Les arguments du défendeur concernant l'exclusion de la loi sur les relations de propriété dans le contrat de mariage.
- Avant la rédaction du contrat de mariage, ils discutèrent de leurs projets d'avenir, et le jour de la signature, il arriva avec les membres de sa famille au domicile familial du demandeur, accompagné du registraire du mariage.
- Lui et le demandeur ont discuté de la valeur de la dot différée et sont parvenus à un accord selon lequel elle vaudrait cent livres d'or, et après cet accord, il s'est tourné vers le cheikh et lui a demandé que le contrat de mariage soit conforme à la charia avec toutes ses implications, et lui a expliqué qu'il était possible d'ajouter une condition selon laquelle la loi israélienne ne s'appliquerait pas.
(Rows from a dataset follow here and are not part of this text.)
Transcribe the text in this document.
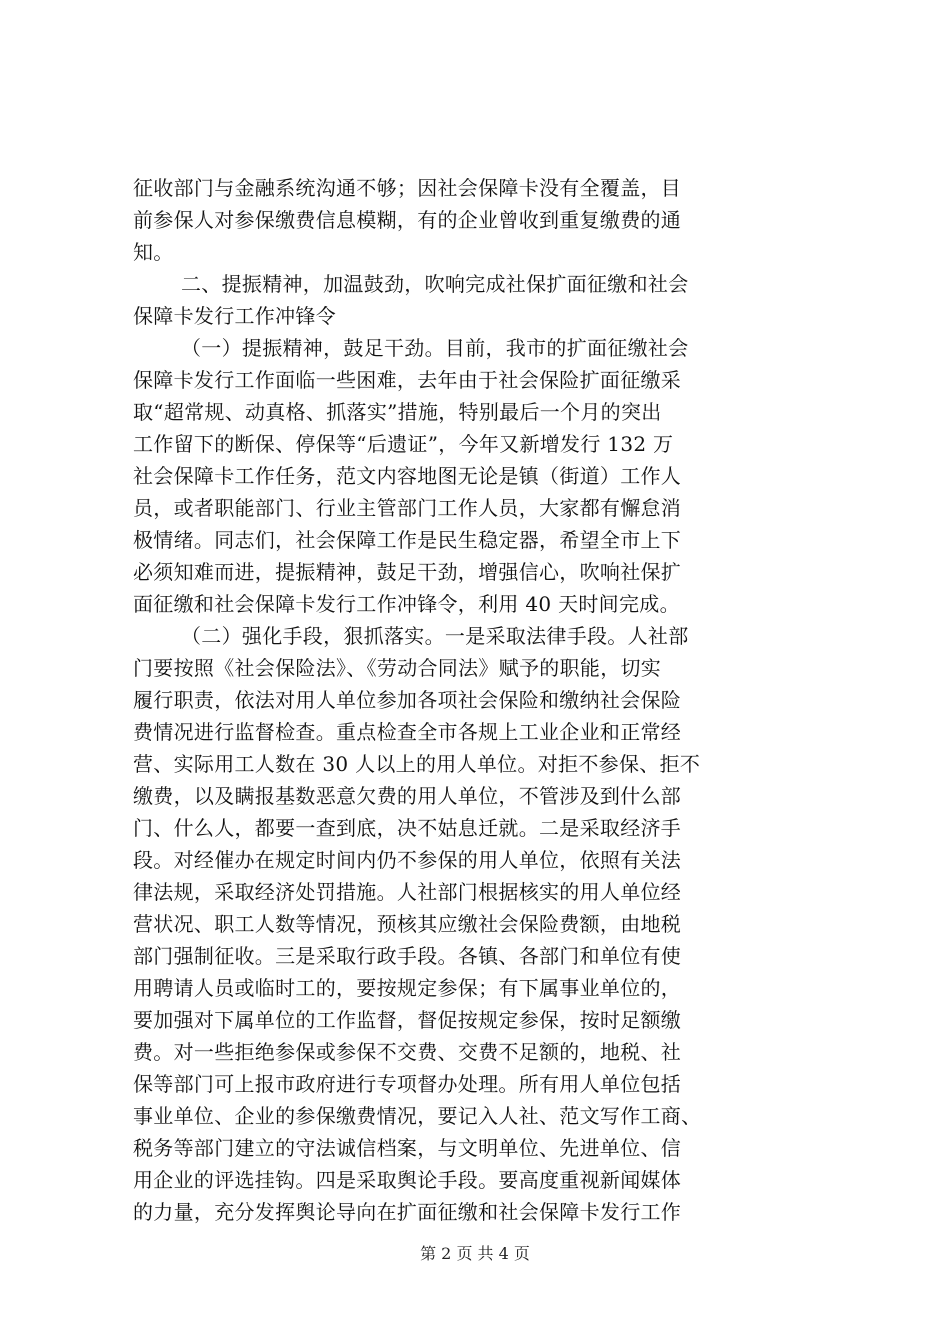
征收部门与金融系统沟通不够；因社会保障卡没有全覆盖，目
前参保人对参保缴费信息模糊，有的企业曾收到重复缴费的通
知。
二、提振精神，加温鼓劲，吹响完成社保扩面征缴和社会
保障卡发行工作冲锋令
（一）提振精神，鼓足干劲。目前，我市的扩面征缴社会
保障卡发行工作面临一些困难，去年由于社会保险扩面征缴采
取“超常规、动真格、抓落实”措施，特别最后一个月的突出
工作留下的断保、停保等“后遗证”，今年又新增发行 132 万
社会保障卡工作任务，范文内容地图无论是镇（街道）工作人
员，或者职能部门、行业主管部门工作人员，大家都有懈怠消
极情绪。同志们，社会保障工作是民生稳定器，希望全市上下
必须知难而进，提振精神，鼓足干劲，增强信心，吹响社保扩
面征缴和社会保障卡发行工作冲锋令，利用 40 天时间完成。
（二）强化手段，狠抓落实。一是采取法律手段。人社部
门要按照《社会保险法》、《劳动合同法》赋予的职能，切实
履行职责，依法对用人单位参加各项社会保险和缴纳社会保险
费情况进行监督检查。重点检查全市各规上工业企业和正常经
营、实际用工人数在 30 人以上的用人单位。对拒不参保、拒不
缴费，以及瞒报基数恶意欠费的用人单位，不管涉及到什么部
门、什么人，都要一查到底，决不姑息迁就。二是采取经济手
段。对经催办在规定时间内仍不参保的用人单位，依照有关法
律法规，采取经济处罚措施。人社部门根据核实的用人单位经
营状况、职工人数等情况，预核其应缴社会保险费额，由地税
部门强制征收。三是采取行政手段。各镇、各部门和单位有使
用聘请人员或临时工的，要按规定参保；有下属事业单位的，
要加强对下属单位的工作监督，督促按规定参保，按时足额缴
费。对一些拒绝参保或参保不交费、交费不足额的，地税、社
保等部门可上报市政府进行专项督办处理。所有用人单位包括
事业单位、企业的参保缴费情况，要记入人社、范文写作工商、
税务等部门建立的守法诚信档案，与文明单位、先进单位、信
用企业的评选挂钩。四是采取舆论手段。要高度重视新闻媒体
的力量，充分发挥舆论导向在扩面征缴和社会保障卡发行工作
第 2 页 共 4 页
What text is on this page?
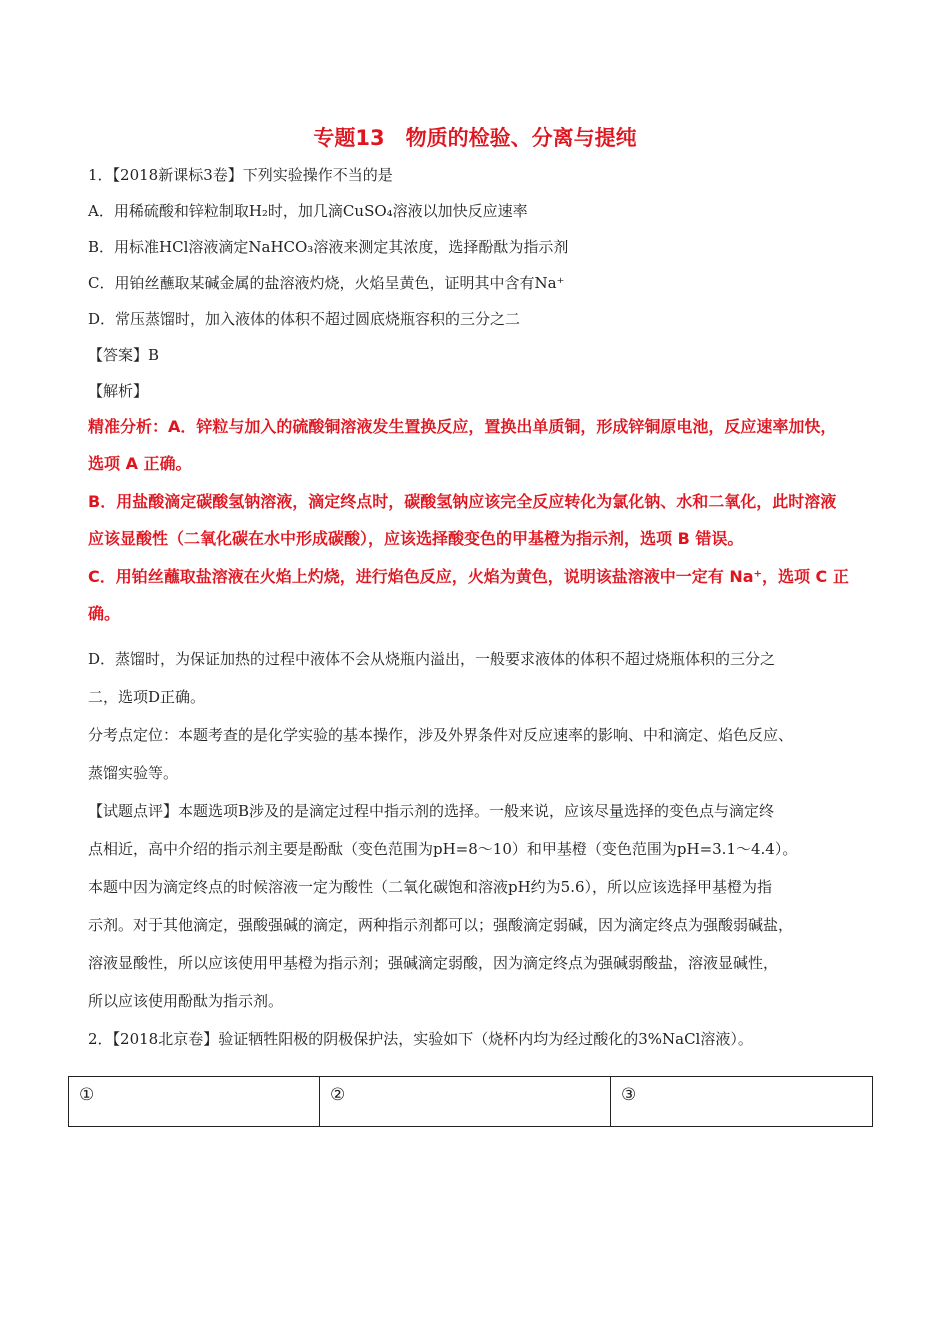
专题13　物质的检验、分离与提纯
1．【2018新课标3卷】下列实验操作不当的是
A．用稀硫酸和锌粒制取H₂时，加几滴CuSO₄溶液以加快反应速率
B．用标准HCl溶液滴定NaHCO₃溶液来测定其浓度，选择酚酞为指示剂
C．用铂丝蘸取某碱金属的盐溶液灼烧，火焰呈黄色，证明其中含有Na⁺
D．常压蒸馏时，加入液体的体积不超过圆底烧瓶容积的三分之二
【答案】B
【解析】
精准分析：A．锌粒与加入的硫酸铜溶液发生置换反应，置换出单质铜，形成锌铜原电池，反应速率加快，
选项 A 正确。
B．用盐酸滴定碳酸氢钠溶液，滴定终点时，碳酸氢钠应该完全反应转化为氯化钠、水和二氧化，此时溶液
应该显酸性（二氧化碳在水中形成碳酸），应该选择酸变色的甲基橙为指示剂，选项 B 错误。
C．用铂丝蘸取盐溶液在火焰上灼烧，进行焰色反应，火焰为黄色，说明该盐溶液中一定有 Na⁺，选项 C 正
确。
D．蒸馏时，为保证加热的过程中液体不会从烧瓶内溢出，一般要求液体的体积不超过烧瓶体积的三分之
二，选项D正确。
分考点定位：本题考查的是化学实验的基本操作，涉及外界条件对反应速率的影响、中和滴定、焰色反应、
蒸馏实验等。
【试题点评】本题选项B涉及的是滴定过程中指示剂的选择。一般来说，应该尽量选择的变色点与滴定终
点相近，高中介绍的指示剂主要是酚酞（变色范围为pH=8～10）和甲基橙（变色范围为pH=3.1～4.4）。
本题中因为滴定终点的时候溶液一定为酸性（二氧化碳饱和溶液pH约为5.6），所以应该选择甲基橙为指
示剂。对于其他滴定，强酸强碱的滴定，两种指示剂都可以；强酸滴定弱碱，因为滴定终点为强酸弱碱盐，
溶液显酸性，所以应该使用甲基橙为指示剂；强碱滴定弱酸，因为滴定终点为强碱弱酸盐，溶液显碱性，
所以应该使用酚酞为指示剂。
2．【2018北京卷】验证牺牲阳极的阴极保护法，实验如下（烧杯内均为经过酸化的3%NaCl溶液）。
①	②	③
- Le registraire des mariages lui a explicitement expliqué l'importance de la non-application de la loi israélienne, et après que lui, le registraire des mariages, a commencé à remplir le formulaire et à noter le montant de la dot convenu, il a contacté la plaignante afin de clarifier avec elle la question de la charia, et à la fin de la cérémonie, lui, le défendeur, a compris de la plaignante que le registraire des mariages lui avait expliqué l'essence des termes de l'accord de mariage, y compris l'applicabilité de la charia et l'exclusion de la loi israélienne. Par conséquent, la charia doit être appliquée à leur mariage.
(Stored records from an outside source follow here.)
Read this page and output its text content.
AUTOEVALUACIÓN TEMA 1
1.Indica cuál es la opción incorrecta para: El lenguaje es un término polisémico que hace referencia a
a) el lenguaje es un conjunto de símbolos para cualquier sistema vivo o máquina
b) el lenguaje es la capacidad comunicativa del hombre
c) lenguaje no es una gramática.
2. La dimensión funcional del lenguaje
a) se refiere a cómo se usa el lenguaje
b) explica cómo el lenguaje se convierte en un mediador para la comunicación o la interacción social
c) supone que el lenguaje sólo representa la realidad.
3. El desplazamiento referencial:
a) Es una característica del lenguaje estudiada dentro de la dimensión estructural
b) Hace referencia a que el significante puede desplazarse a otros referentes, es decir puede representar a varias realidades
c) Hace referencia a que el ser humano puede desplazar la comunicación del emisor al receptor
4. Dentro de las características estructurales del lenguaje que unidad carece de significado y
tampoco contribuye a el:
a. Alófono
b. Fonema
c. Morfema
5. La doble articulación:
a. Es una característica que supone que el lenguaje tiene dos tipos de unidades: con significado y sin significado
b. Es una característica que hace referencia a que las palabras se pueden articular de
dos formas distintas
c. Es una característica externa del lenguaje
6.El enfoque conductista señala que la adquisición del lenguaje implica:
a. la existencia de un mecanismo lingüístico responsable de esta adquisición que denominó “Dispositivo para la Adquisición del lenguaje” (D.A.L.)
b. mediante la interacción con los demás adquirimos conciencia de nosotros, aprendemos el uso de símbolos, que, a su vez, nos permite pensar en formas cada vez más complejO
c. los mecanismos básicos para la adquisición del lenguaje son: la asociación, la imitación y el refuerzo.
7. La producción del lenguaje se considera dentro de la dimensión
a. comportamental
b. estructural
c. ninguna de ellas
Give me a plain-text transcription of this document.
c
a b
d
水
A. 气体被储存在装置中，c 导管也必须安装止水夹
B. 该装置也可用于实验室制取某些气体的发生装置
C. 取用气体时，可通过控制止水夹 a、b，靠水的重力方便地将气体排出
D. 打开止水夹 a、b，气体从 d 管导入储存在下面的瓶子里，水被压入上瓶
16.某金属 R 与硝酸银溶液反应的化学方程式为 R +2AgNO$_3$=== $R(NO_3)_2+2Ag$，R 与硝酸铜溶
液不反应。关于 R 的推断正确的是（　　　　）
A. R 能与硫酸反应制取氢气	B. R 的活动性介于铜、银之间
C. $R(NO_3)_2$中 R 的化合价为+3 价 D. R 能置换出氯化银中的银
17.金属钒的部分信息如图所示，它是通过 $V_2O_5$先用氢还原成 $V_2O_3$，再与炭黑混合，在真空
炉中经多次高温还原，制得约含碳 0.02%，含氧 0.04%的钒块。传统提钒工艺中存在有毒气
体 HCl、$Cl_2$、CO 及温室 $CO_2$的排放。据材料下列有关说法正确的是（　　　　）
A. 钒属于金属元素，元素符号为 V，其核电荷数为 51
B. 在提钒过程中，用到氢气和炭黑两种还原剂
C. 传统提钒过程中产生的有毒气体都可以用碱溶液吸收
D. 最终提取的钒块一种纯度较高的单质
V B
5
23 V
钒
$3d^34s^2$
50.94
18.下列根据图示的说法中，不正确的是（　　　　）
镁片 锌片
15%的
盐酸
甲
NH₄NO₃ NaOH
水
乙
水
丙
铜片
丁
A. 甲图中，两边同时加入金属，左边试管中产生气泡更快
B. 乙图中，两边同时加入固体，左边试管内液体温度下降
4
Les arguments du défendeur en faveur de l'application de la loi sur les relations de propriété et l'équilibre des ressources.
- Dans la mesure où le tribunal détermine qu'un équilibre des ressources doit être établi conformément à la loi sur les relations de propriété, une division doit être déterminée différemment de celle qui y est énoncée, étant donné que la plaignante n'a pas donné toute sa fortune et sa fortune au bien-être de la famille.
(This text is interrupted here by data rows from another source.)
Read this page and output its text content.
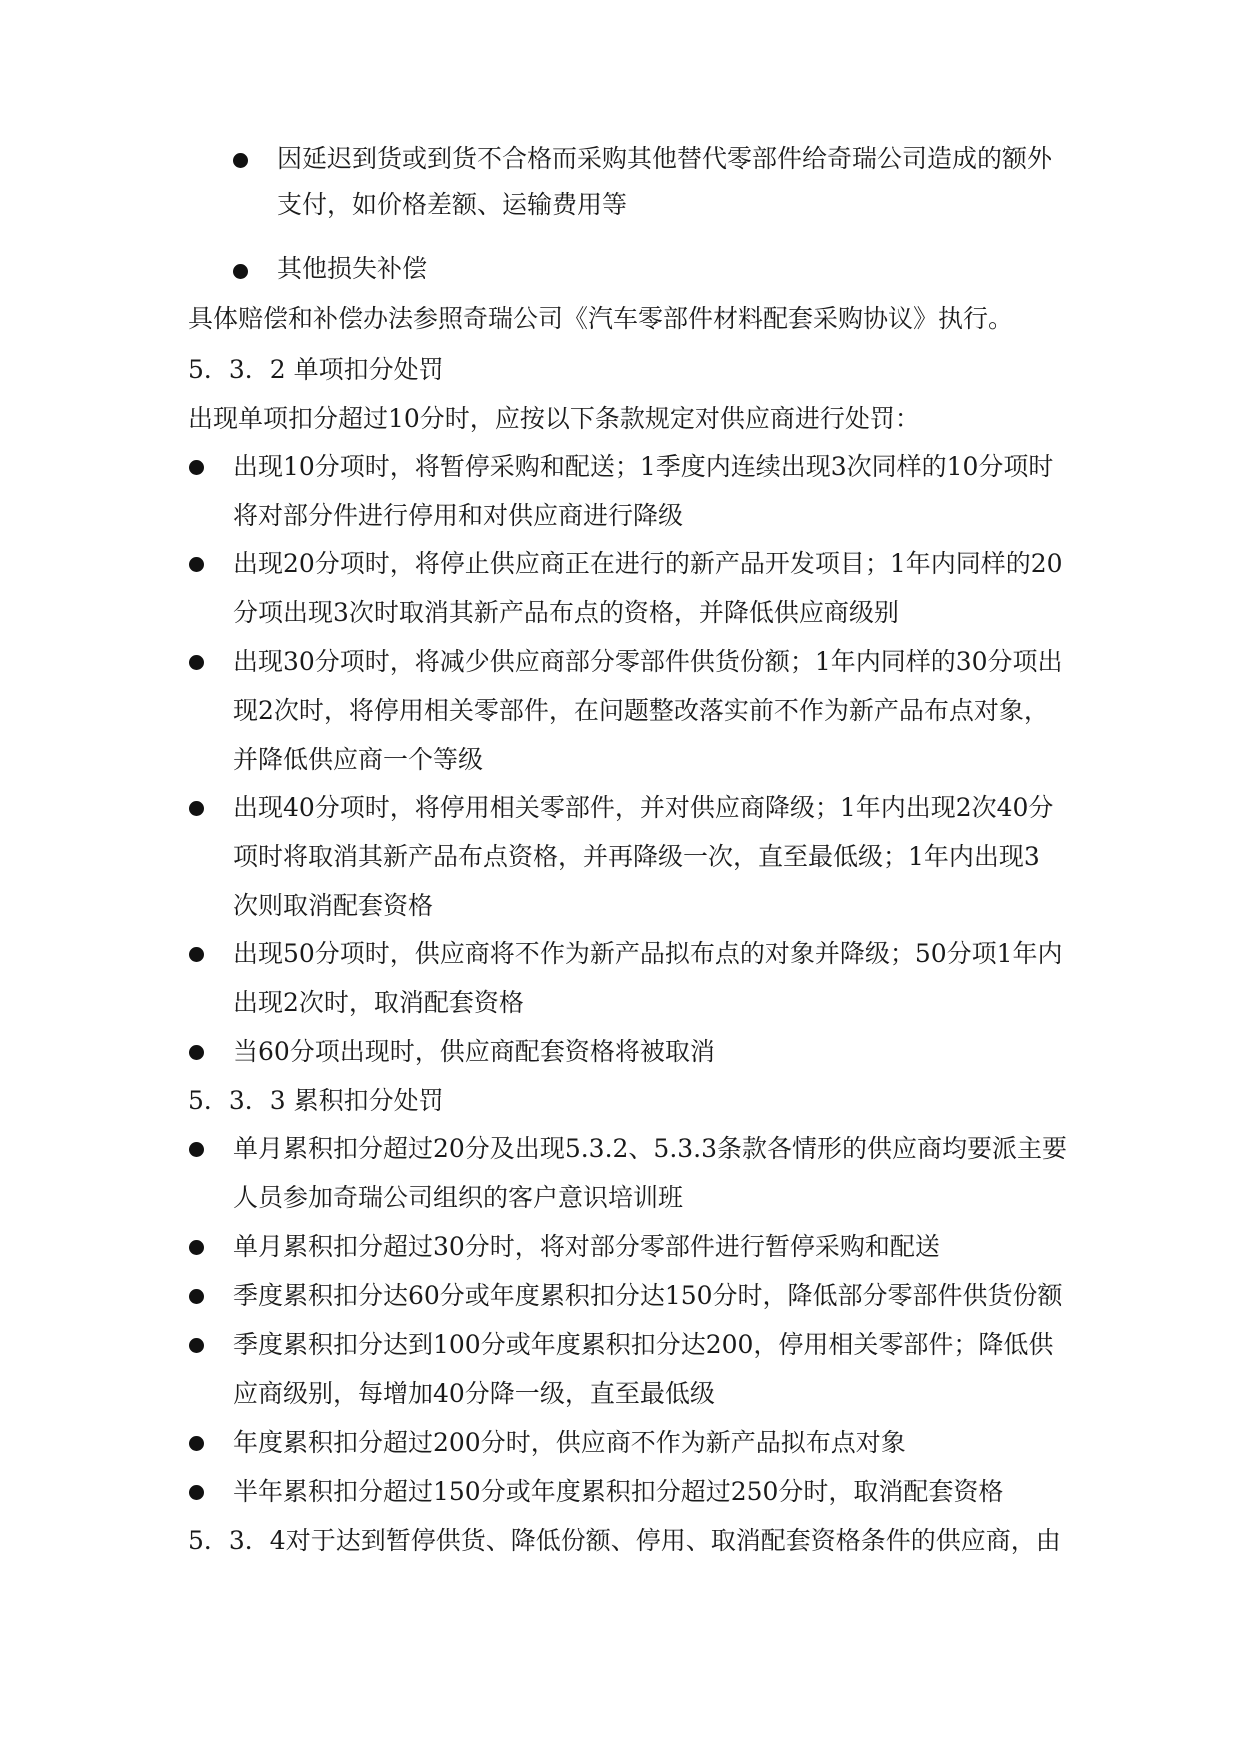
因延迟到货或到货不合格而采购其他替代零部件给奇瑞公司造成的额外
支付，如价格差额、运输费用等
其他损失补偿
具体赔偿和补偿办法参照奇瑞公司《汽车零部件材料配套采购协议》执行。
5．3．2 单项扣分处罚
出现单项扣分超过10分时，应按以下条款规定对供应商进行处罚：
出现10分项时，将暂停采购和配送；1季度内连续出现3次同样的10分项时
将对部分件进行停用和对供应商进行降级
出现20分项时，将停止供应商正在进行的新产品开发项目；1年内同样的20
分项出现3次时取消其新产品布点的资格，并降低供应商级别
出现30分项时，将减少供应商部分零部件供货份额；1年内同样的30分项出
现2次时，将停用相关零部件，在问题整改落实前不作为新产品布点对象，
并降低供应商一个等级
出现40分项时，将停用相关零部件，并对供应商降级；1年内出现2次40分
项时将取消其新产品布点资格，并再降级一次，直至最低级；1年内出现3
次则取消配套资格
出现50分项时，供应商将不作为新产品拟布点的对象并降级；50分项1年内
出现2次时，取消配套资格
当60分项出现时，供应商配套资格将被取消
5．3．3 累积扣分处罚
单月累积扣分超过20分及出现5.3.2、5.3.3条款各情形的供应商均要派主要
人员参加奇瑞公司组织的客户意识培训班
单月累积扣分超过30分时，将对部分零部件进行暂停采购和配送
季度累积扣分达60分或年度累积扣分达150分时，降低部分零部件供货份额
季度累积扣分达到100分或年度累积扣分达200，停用相关零部件；降低供
应商级别，每增加40分降一级，直至最低级
年度累积扣分超过200分时，供应商不作为新产品拟布点对象
半年累积扣分超过150分或年度累积扣分超过250分时，取消配套资格
5．3．4对于达到暂停供货、降低份额、停用、取消配套资格条件的供应商，由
- La plaignante lui a affirmé qu'elle avait un « diplôme en sciences », ce qui, rétrospectivement, s'est avéré incorrect : elle a tenté de mettre fin à ses jours et a commencé à recevoir des médicaments en conséquence, tandis que lui était celui qui s'occupait de nombreuses tâches à la maison et au travail, prenant soin de ses besoins personnels, médicaux et mentaux.
- Malgré la crise dans laquelle se trouvait la plaignante, il a continué à l'encourager, l'aider et la soutenir afin qu'elle puisse poursuivre sa carrière, et elle a effectivement repris un cours de « diagnostic didactique », lorsqu'elle a également arrêté ses études au motif qu'« il lui est difficile de travailler avec de jeunes enfants », mais elle a finalement terminé ses études universitaires.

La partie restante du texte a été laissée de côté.